1 week DYW pizza
A date yeast water pizza crust with delayed fermentation from [here]
Mixed up a dough for pizza with 572 g of CM artisan bread flour, 411 g date and apple yeast water, 12 g salt, 20 g EVOO, and 10 g SD (as a hedge). 70 turns in the food processor + some Rubaud then in the fridge. I'm curious how that will compare to the 3 g of yeast called for in BBA.
This took a *very* long time to ferment, with several failed attempts to get the proof going before dinner, after which I returned the dough to the fridge. It was in the fridge for 1 week in total before I managed to time the wake up properly and make dinner. Surprisingly the dough had no degradation.
In the initial mix, the dough developed (e.g., the gluten) very quickly, perhaps because of the acids from the DYW. It was an interesting learning experience, as I have not experimented with dough conditioners, which I suspect have a similar effect. At the time of shaping (after 1 week), the dough was still very elastic, and did not display any signs of breakdown or improved extensibility that is associated with the traditional IDY variant.
It took a very long time to shape this highly elastic dough, which took some force. It was not a particularly notable crust, but a decent pizza overall, with Maitake mushrooms, olives, artichoke hearts, and cultured plant based cheeses.
It was an interesting experiment, although if I were to use yeast water again, I would try it with more the more traditional one or two stage levain.
Comments
Delicious looking pizza. Lovely crust and toppings!
I don't know, but after several experiments with wild yeast waters, sourdough and biga I still like the direct method best. Maybe because it's so simple? 🙂
Your pizza looks delicious and great that it is vegan. It certainly took its time to ferment and good that you were patient enough with the dough to wait until it was well fermented. I guess a minimum 1 or 2 builds works better for yeast water.
Benny
Thanks, the flavor of the crust was good, although I wouldn't use the approach again due to "unshapeability". I had to shape very patiently by gravity about half way, due to uneven windowpaning, then plop the dough down and shape by force (against elasticity) with fingers and olive oil. I couldn't get the crust quite as thin as I like.
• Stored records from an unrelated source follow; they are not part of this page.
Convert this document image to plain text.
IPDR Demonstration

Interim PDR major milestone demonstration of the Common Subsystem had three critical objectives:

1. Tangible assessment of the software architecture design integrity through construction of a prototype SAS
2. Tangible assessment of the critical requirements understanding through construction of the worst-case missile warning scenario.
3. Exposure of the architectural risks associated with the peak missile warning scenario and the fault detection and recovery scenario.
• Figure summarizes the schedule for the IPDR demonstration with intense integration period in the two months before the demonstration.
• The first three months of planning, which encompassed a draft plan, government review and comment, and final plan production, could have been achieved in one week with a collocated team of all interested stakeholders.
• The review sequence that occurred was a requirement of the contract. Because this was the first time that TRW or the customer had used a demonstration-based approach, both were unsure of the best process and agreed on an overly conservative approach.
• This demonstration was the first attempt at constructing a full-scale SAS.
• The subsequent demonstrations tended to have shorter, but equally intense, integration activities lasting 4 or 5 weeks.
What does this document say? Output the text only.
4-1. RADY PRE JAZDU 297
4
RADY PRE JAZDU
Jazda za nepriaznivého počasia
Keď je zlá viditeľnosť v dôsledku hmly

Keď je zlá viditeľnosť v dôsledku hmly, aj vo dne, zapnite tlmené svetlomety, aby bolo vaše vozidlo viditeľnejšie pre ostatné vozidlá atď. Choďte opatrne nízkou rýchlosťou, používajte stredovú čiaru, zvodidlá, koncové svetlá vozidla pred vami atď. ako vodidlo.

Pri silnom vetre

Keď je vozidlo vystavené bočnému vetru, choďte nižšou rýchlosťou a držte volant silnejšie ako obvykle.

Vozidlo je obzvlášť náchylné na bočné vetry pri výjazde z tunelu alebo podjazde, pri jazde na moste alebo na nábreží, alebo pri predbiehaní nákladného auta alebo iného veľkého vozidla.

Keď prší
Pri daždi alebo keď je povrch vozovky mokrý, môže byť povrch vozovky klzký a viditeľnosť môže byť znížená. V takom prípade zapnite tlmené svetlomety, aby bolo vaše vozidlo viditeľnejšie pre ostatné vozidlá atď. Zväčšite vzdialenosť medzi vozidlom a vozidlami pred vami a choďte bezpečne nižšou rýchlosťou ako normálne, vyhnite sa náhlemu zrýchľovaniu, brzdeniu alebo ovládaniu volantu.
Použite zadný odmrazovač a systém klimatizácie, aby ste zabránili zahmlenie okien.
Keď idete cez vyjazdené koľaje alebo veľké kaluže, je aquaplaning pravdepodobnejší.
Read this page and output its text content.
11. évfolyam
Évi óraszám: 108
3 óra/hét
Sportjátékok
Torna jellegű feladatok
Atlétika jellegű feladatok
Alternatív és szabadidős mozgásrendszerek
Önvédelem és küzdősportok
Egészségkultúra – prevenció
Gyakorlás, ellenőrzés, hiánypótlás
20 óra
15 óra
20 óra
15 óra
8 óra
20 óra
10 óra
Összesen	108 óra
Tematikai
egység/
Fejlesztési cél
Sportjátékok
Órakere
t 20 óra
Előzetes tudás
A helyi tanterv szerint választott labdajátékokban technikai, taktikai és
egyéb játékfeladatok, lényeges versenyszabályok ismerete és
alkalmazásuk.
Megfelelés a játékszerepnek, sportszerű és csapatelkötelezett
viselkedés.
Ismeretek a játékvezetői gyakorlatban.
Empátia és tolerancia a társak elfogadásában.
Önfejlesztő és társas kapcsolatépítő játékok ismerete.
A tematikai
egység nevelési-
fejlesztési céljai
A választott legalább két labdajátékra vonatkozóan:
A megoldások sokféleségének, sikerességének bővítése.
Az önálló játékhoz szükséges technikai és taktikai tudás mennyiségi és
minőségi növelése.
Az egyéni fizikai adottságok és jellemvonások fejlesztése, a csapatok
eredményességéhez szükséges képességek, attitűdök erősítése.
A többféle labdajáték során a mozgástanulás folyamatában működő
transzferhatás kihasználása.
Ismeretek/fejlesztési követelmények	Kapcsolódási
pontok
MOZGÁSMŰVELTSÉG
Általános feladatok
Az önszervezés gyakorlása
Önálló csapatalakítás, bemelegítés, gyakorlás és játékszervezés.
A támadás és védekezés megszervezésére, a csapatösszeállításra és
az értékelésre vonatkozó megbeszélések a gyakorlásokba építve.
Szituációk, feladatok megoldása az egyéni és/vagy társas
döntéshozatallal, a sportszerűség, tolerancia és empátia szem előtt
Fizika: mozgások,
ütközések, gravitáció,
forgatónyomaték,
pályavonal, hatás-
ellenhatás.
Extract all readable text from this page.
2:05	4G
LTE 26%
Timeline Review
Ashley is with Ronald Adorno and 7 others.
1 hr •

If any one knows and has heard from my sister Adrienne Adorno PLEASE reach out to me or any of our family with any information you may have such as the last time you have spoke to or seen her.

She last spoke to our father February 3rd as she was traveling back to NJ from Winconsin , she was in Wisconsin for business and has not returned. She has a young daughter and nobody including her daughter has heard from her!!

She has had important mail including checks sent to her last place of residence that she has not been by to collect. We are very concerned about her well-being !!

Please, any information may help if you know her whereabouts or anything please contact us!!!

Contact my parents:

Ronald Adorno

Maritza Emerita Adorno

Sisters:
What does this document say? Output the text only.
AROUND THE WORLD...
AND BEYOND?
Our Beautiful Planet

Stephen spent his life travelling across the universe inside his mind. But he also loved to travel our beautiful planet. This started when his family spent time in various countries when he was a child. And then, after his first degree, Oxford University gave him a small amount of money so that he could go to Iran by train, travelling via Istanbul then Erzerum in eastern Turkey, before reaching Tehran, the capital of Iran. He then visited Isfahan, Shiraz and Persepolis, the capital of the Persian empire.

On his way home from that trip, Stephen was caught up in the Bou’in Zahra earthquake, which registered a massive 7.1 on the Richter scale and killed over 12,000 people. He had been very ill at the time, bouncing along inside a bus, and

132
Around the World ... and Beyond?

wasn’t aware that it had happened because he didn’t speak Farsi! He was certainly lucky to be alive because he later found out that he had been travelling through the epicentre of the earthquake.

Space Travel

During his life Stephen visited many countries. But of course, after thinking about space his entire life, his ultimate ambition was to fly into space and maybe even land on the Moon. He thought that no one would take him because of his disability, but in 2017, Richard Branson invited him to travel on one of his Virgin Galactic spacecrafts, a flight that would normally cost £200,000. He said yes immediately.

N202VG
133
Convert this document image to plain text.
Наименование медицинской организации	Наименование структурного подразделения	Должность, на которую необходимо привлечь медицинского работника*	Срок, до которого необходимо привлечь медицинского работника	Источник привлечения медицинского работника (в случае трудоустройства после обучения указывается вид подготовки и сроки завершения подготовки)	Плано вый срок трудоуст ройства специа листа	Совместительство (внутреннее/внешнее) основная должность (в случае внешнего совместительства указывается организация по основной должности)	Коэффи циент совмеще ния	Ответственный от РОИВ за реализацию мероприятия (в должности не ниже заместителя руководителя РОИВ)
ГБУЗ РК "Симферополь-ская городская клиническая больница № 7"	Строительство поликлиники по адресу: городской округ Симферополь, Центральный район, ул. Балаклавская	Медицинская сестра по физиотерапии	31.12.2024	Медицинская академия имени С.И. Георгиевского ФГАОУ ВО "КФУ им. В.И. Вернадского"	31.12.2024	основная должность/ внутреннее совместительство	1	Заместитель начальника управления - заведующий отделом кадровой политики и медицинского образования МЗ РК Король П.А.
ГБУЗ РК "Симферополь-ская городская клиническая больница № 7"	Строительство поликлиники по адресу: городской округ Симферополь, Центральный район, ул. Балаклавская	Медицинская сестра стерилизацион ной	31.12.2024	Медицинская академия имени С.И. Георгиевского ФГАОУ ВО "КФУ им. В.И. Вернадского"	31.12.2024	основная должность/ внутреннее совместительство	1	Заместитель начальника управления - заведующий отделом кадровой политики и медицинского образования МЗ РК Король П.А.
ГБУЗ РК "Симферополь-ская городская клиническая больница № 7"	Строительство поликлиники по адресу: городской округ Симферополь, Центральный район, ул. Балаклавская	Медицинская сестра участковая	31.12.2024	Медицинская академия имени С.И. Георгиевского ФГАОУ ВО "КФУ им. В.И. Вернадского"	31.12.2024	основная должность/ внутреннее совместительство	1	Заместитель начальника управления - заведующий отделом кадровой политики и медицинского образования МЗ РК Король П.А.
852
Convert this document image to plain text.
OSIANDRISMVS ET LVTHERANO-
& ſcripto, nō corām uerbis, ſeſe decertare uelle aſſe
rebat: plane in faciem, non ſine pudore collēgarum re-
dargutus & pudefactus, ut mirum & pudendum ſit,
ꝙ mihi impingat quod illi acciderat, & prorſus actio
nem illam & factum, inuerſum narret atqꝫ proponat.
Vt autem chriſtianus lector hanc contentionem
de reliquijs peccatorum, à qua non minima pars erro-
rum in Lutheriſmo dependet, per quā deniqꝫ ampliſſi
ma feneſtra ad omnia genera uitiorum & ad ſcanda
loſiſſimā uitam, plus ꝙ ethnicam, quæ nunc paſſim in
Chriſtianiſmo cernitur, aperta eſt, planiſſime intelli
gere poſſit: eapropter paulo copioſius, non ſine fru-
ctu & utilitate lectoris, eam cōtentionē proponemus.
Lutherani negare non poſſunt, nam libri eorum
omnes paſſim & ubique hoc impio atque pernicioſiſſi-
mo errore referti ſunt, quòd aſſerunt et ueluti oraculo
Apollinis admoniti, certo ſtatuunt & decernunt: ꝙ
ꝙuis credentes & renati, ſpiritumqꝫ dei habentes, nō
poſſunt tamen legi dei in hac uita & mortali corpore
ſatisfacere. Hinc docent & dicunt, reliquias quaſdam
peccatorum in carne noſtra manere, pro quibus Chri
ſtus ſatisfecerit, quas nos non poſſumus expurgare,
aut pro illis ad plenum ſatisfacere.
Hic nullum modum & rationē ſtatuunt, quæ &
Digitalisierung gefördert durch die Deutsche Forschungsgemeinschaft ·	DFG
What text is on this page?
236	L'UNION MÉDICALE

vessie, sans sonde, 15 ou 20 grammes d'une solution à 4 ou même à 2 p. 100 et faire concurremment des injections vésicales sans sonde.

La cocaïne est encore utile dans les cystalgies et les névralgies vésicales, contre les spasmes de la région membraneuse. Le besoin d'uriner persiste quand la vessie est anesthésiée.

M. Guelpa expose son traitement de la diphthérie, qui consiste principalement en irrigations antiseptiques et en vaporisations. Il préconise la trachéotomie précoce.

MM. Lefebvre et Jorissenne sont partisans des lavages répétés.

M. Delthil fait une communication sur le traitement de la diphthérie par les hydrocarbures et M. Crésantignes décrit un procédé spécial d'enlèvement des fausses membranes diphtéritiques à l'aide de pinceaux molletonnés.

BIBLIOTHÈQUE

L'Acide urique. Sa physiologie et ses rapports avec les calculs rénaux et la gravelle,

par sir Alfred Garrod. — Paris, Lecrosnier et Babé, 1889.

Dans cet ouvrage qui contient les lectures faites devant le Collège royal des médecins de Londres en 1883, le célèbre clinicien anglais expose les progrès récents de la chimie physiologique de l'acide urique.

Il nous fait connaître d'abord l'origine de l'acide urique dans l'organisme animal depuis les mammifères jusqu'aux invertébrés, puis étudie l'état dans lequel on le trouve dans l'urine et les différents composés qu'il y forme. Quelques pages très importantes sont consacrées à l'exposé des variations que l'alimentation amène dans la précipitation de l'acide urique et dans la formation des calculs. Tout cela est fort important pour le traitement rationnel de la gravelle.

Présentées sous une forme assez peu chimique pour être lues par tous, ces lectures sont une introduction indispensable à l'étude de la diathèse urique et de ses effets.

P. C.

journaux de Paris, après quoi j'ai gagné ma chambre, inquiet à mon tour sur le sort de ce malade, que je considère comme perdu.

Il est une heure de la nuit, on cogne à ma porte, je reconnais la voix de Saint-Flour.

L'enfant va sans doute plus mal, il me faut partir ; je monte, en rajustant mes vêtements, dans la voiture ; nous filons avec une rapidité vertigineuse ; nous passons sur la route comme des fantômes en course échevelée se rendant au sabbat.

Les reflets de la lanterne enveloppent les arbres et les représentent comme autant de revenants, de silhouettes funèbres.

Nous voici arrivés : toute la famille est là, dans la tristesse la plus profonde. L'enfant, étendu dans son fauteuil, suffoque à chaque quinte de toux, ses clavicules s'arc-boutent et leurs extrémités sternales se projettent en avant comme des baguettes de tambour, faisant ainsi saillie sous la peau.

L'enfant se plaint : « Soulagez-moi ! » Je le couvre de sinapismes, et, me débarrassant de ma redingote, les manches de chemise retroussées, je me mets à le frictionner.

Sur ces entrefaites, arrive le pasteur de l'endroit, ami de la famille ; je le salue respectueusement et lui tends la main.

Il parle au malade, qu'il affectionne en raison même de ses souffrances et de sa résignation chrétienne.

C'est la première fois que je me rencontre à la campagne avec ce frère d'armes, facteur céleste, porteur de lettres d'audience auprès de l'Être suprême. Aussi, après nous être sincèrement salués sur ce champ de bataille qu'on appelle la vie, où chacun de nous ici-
This was a quick before bed dough, so I did not do a long autolyse, which may have helped. I would be curious what effect the acid would have on an initially extensible dough. The pizza stone and huge inverted mixing bowl have made pizza night possible in our gas oven. I think both yeasted and leavened doughs would have degraded at this point. Related [discussion]. It seems the initial DYW acid tightens the gluten in the initial mix, and the lack of significant LAB populations due to the same, prevents the LAB from building up and dropping pH to the point where protease degradation is a problem. I'm sure that is a gross simplification, but seems to be what I have gleaned from these discussions. I wish I had taken pH measurements on this one.